De driehoek in het midden geeft de drie primaire kleuren weer. 
De driehoek die tegen elke zijde zit aangeplakt is de secundaire kleur die uit de twee aangrenzende kleuren ontstaat. 
De cirkel eromheen geeft 12 kleuren weer: de drie primaire kleuren en de mengvormen die er tussen bestaan).

DE TIJD VAN "HET GEDICHT"

WILMA:

Soms belde Stef bij mij thuis aan, bestelde bij mijn moeder een kopje óverhééerlijke koffie, en gaf vervolgens een voordracht van een gedicht, pakte de gitaar en speelde even ‘de blues’ en daarna ging hij weer op de fiets naar huis. ....
Dág mevrouw Smit, moeder van Wilmettes... mijn moeder (87) weet dit nog.
In tegenstelling tot mijn vader vond zij ons helemaal niet ... pas op, kijk uit.., ze lacht er nog steeds om.

Ik vond dit ‘juweeltje’ over de rommelmarkt, die bezochten wij vaak, meestal onder schooltijd.
























































Met Stef, (Steven) deelde ik naast de school, onze woonplaats, tevens de bank in de boemeltrein Soest-Utrecht.
En er was nog een overeenkomst: onze ouders.
Wat waren dié streng en helemaal uit de tijd!
Nou, de moeders, die vielen wel mee: koken, wassen, schoenen poetsen.., dat deden ze goed, maar onze beide vaders.., die waren zuur.
’Jongens en meisjes niet onder één dak, want anders...’.
Mijn vader had ook een mooie....’pas op met die feestjes.., jullie feesten véél te vaak..., dat worden straks orgieën.., seksorgieën’
Pas op, kijk uit.., zure opvattingen vonden we dat.
Al wandelend en pratend in de prachtige Soester Duinen hebben Stef en ik besloten dat we onze ouders maar net zo moesten gaan behandelen als in hun uitzichtloze meningen.
Stef besloot mijn vader voortaan per brief om gunsten te vragen.
Zo vroeg hij eens per brief of ik met hem uit mocht gaan en hoe laat hij mij dan weer thuis moest brengen.
Mijn vaders' reactie: ’doe maar een uur of half elf...’.
Stef hévig verontwaardigd: “meneerrrrrr Smit, dat is veeeeeel te vroeg en niet meer van deze tijd... op deze manier blíjft uw dochter haar hele leven een muurbloempje... en dat is dan úw schuld!

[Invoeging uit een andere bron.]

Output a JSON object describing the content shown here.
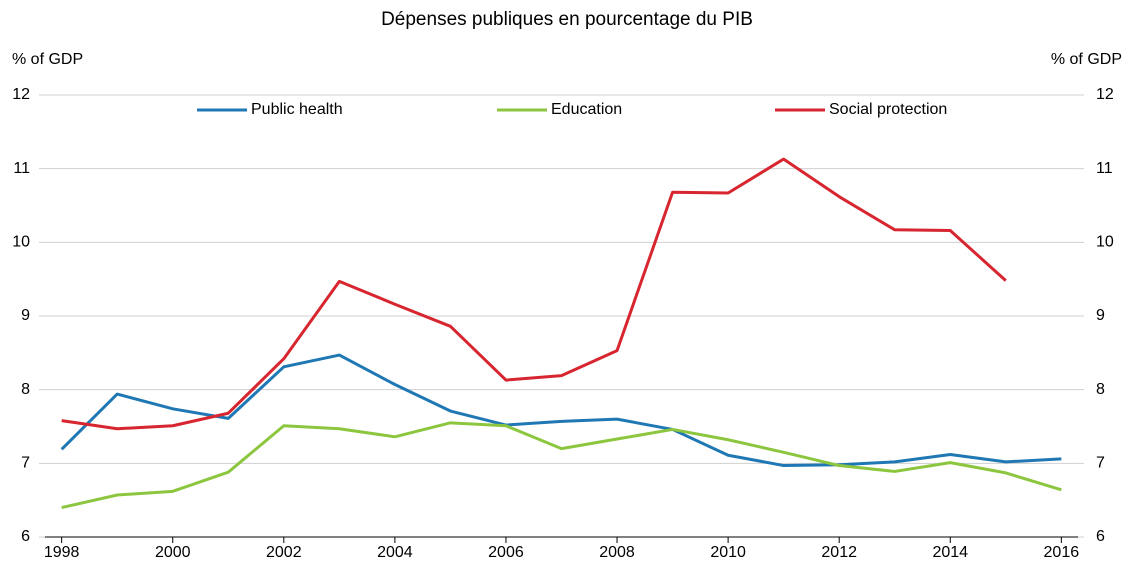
{
  "chart_data": {
    "type": "line",
    "title": "Dépenses publiques en pourcentage du PIB",
    "ylabel": "% of GDP",
    "y2label": "% of GDP",
    "x": [
      1998,
      1999,
      2000,
      2001,
      2002,
      2003,
      2004,
      2005,
      2006,
      2007,
      2008,
      2009,
      2010,
      2011,
      2012,
      2013,
      2014,
      2015,
      2016
    ],
    "xlim": [
      1997.7,
      2016.3
    ],
    "xticks": [
      1998,
      2000,
      2002,
      2004,
      2006,
      2008,
      2010,
      2012,
      2014,
      2016
    ],
    "ylim": [
      6,
      12
    ],
    "yticks": [
      6,
      7,
      8,
      9,
      10,
      11,
      12
    ],
    "y2lim": [
      6,
      12
    ],
    "y2ticks": [
      6,
      7,
      8,
      9,
      10,
      11,
      12
    ],
    "grid": true,
    "legend": "top",
    "series": [
      {
        "name": "Public health",
        "color": "#1f78b4",
        "values": [
          7.19,
          7.94,
          7.74,
          7.61,
          8.31,
          8.47,
          8.07,
          7.71,
          7.52,
          7.57,
          7.6,
          7.46,
          7.11,
          6.97,
          6.98,
          7.02,
          7.12,
          7.02,
          7.06
        ]
      },
      {
        "name": "Education",
        "color": "#8cc63f",
        "values": [
          6.4,
          6.57,
          6.62,
          6.88,
          7.51,
          7.47,
          7.36,
          7.55,
          7.51,
          7.2,
          7.33,
          7.46,
          7.32,
          7.15,
          6.97,
          6.89,
          7.01,
          6.87,
          6.64
        ]
      },
      {
        "name": "Social protection",
        "color": "#d7262f",
        "values": [
          7.58,
          7.47,
          7.51,
          7.68,
          8.42,
          9.47,
          9.16,
          8.86,
          8.13,
          8.19,
          8.53,
          10.68,
          10.67,
          11.13,
          10.62,
          10.17,
          10.16,
          9.48,
          null
        ]
      }
    ]
  }
}
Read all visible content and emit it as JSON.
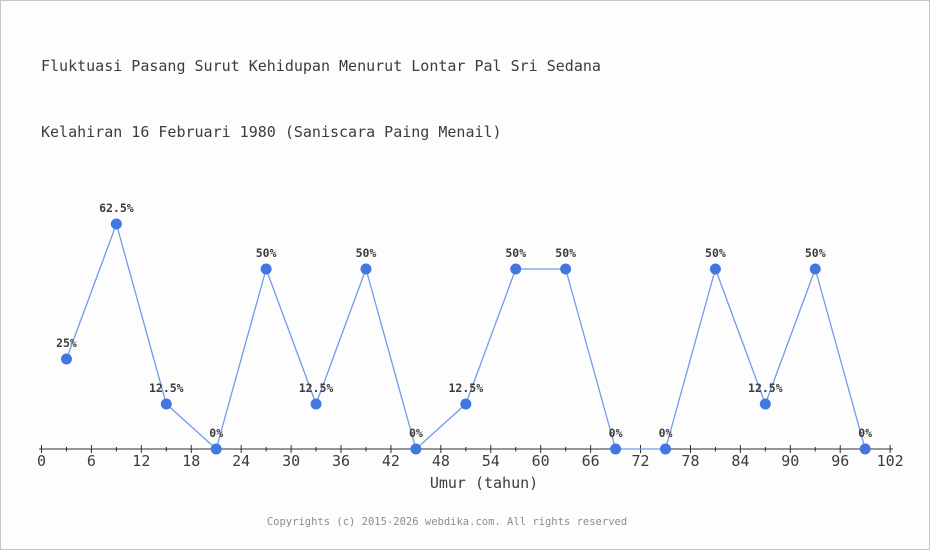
{
  "title": {
    "line1": "Fluktuasi Pasang Surut Kehidupan Menurut Lontar Pal Sri Sedana",
    "line2": "Kelahiran 16 Februari 1980 (Saniscara Paing Menail)"
  },
  "chart_data": {
    "type": "line",
    "x": [
      3,
      9,
      15,
      21,
      27,
      33,
      39,
      45,
      51,
      57,
      63,
      69,
      75,
      81,
      87,
      93,
      99
    ],
    "values": [
      25,
      62.5,
      12.5,
      0,
      50,
      12.5,
      50,
      0,
      12.5,
      50,
      50,
      0,
      0,
      50,
      12.5,
      50,
      0
    ],
    "point_labels": [
      "25%",
      "62.5%",
      "12.5%",
      "0%",
      "50%",
      "12.5%",
      "50%",
      "0%",
      "12.5%",
      "50%",
      "50%",
      "0%",
      "0%",
      "50%",
      "12.5%",
      "50%",
      "0%"
    ],
    "x_ticks": [
      0,
      6,
      12,
      18,
      24,
      30,
      36,
      42,
      48,
      54,
      60,
      66,
      72,
      78,
      84,
      90,
      96,
      102
    ],
    "x_minor_ticks": [
      3,
      9,
      15,
      21,
      27,
      33,
      39,
      45,
      51,
      57,
      63,
      69,
      75,
      81,
      87,
      93,
      99
    ],
    "xlim": [
      0,
      102
    ],
    "ylim": [
      0,
      70
    ],
    "xlabel": "Umur (tahun)",
    "ylabel": "",
    "grid": false,
    "legend": false,
    "colors": {
      "line": "#6f9ce8",
      "marker": "#4377e0",
      "axis": "#2e2e2e",
      "text": "#3c3c3c"
    }
  },
  "footer": {
    "copyright": "Copyrights (c) 2015-2026 webdika.com. All rights reserved"
  }
}
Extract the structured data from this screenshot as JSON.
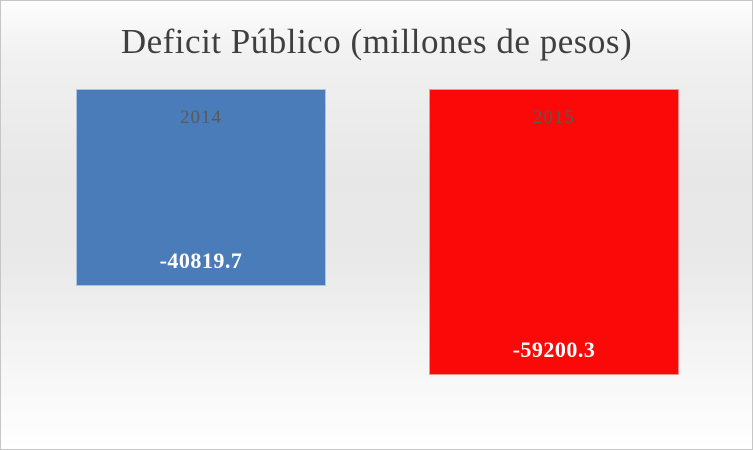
{
  "chart_data": {
    "type": "bar",
    "title": "Deficit Público (millones de pesos)",
    "categories": [
      "2014",
      "2015"
    ],
    "values": [
      -40819.7,
      -59200.3
    ],
    "value_labels": [
      "-40819.7",
      "-59200.3"
    ],
    "bar_colors": [
      "#4a7cba",
      "#fb0808"
    ],
    "orientation": "vertical",
    "baseline": 0,
    "bars_hang_downward_from_baseline": true,
    "ylim": [
      -59200.3,
      0
    ],
    "grid": false,
    "axes_visible": false,
    "legend_position": "none",
    "value_label_position": "inside-end",
    "category_label_position": "inside-base"
  },
  "title": {
    "text": "Deficit Público (millones de pesos)",
    "color": "#3f3f3f"
  },
  "bars": [
    {
      "category": "2014",
      "value": -40819.7,
      "value_label": "-40819.7",
      "color": "#4a7cba"
    },
    {
      "category": "2015",
      "value": -59200.3,
      "value_label": "-59200.3",
      "color": "#fb0808"
    }
  ],
  "colors": {
    "background_top": "#fdfdfd",
    "background_middle": "#e7e7e7",
    "background_bottom": "#ffffff",
    "slide_border": "#c6c6c6",
    "title_text": "#3f3f3f",
    "category_text": "#595959",
    "value_text": "#ffffff",
    "bar_2014": "#4a7cba",
    "bar_2015": "#fb0808",
    "shadow": "#686868"
  }
}
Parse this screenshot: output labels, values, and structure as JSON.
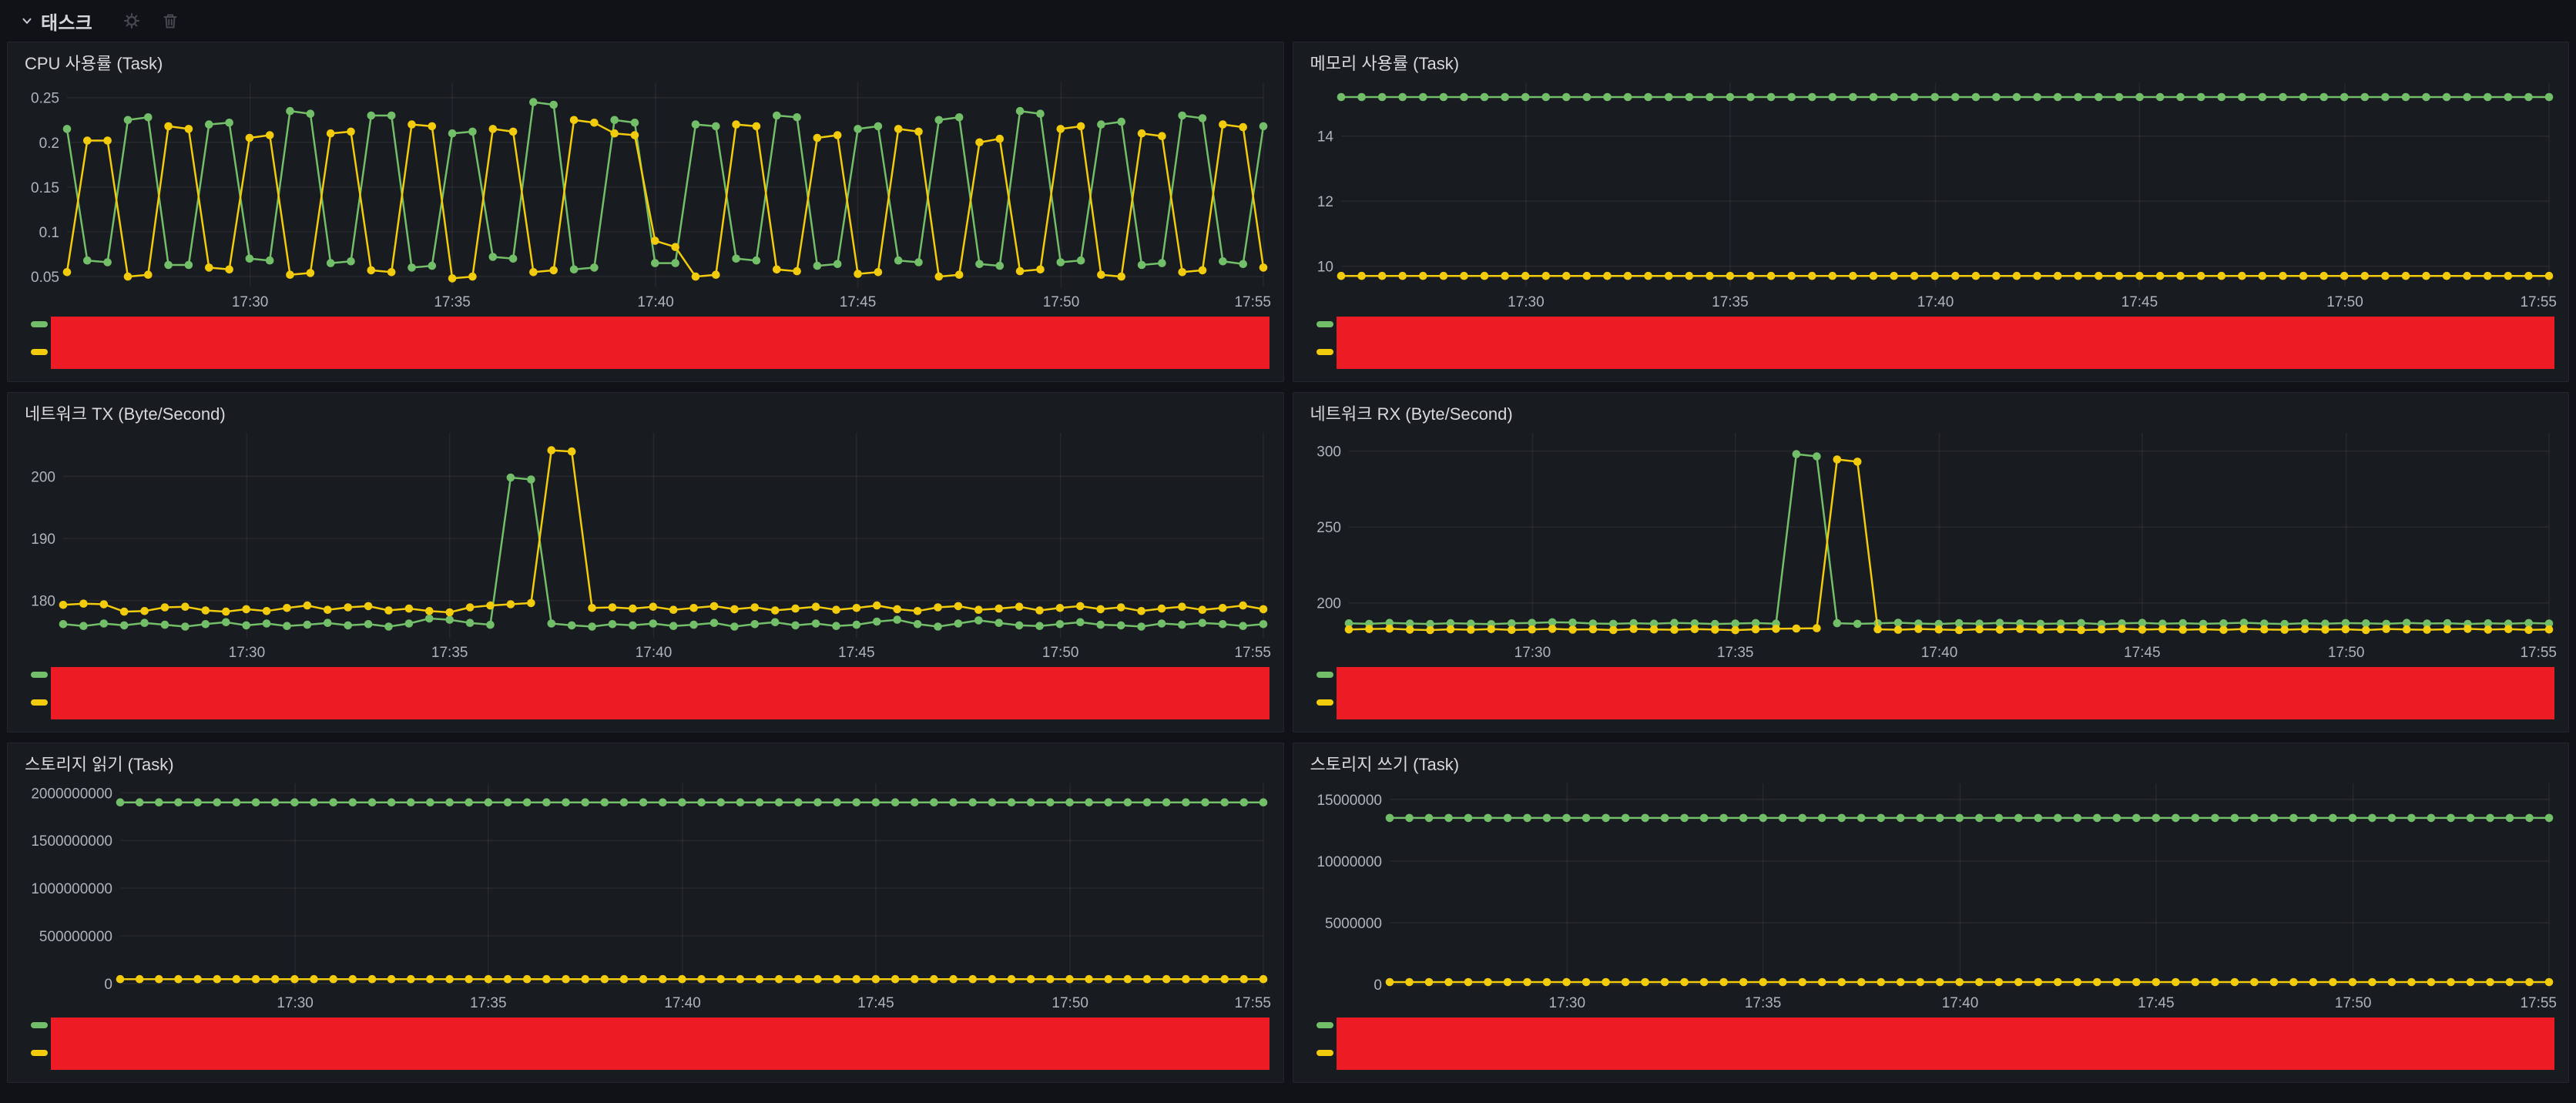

In de doos... jawel ik heb nog een briefje gevonden...
21 december, 10.45 uur, afzender Stef v.d. Eynden jr.
























Dinsdag 18 augustus 1970

“ Hééééé, jouw schoenen zijn gepoetst!!!!”
“Ja, dat heeft mijn moeder gedaan”
“........poetst jouw moeder jouw schoenen?”
“......mijn moeder is mijn slaaf!”
“...schop je haar weleens?”

Vakantie voorbij ..., 
Ik ben weer op school.











zondag 5 juli 2009

Hoe onze voornaam ‘VOORNAAM’ werd.

Een verschijnsel wat plaatsvond in de klas was het up- en downgraden van onze namen.
”Hoe heten jullie en waar wonen jullie...”, dat soort kleffe kennismakingspogingen in de kroeg.
Wilma herinnert zich zo’n type die maar niet ophield en uiteindelijk beet Elly hem nors toe ”dat ‘ie op moest rotten”.
Maar de heer liet zich zo niet wegsturen en bleef maar aandringen, ”zeg nou hoe je heet, bla, bla”.
En plotseling maakte Elly zich heel breed (voor zover dat kon), haalde diep adem en zei op ferme toon... ”ik heet Ellis”... en dat is... eh... ”Wilmettes” ... en nou oprotten.
Dat vonden we eigenlijk best goed gekozen, die namen, want wat hadden we toch allemaal gewone, simpele namen.
Daar konden we niets mee, ook niet beroemd worden.
Zo werd Stef ”Steven”, Hennie werd, nadat we zijn papieren ‘gecheckt’ hadden ”Henze J”, dat stond notabene in zijn eigen paspoort, dat ie dat nooit eerder gezien had, wie liet zich toch ”Hennie” noemen?
Tot op de dag van vandaag is hij dus ”Henze".
Ruud, daar konden we niet meer mee dan ”der Rudi”.
Peter moest makkelijker, ”Piet”, dat hoorde ook een beetje bij het soort gasten die hij af en toe te logeren had in die tijd.
Er zullen ongetwijfeld nog meer namen veranderd zijn.
Soms zetten we er ”ens” achter, dat klonk ook.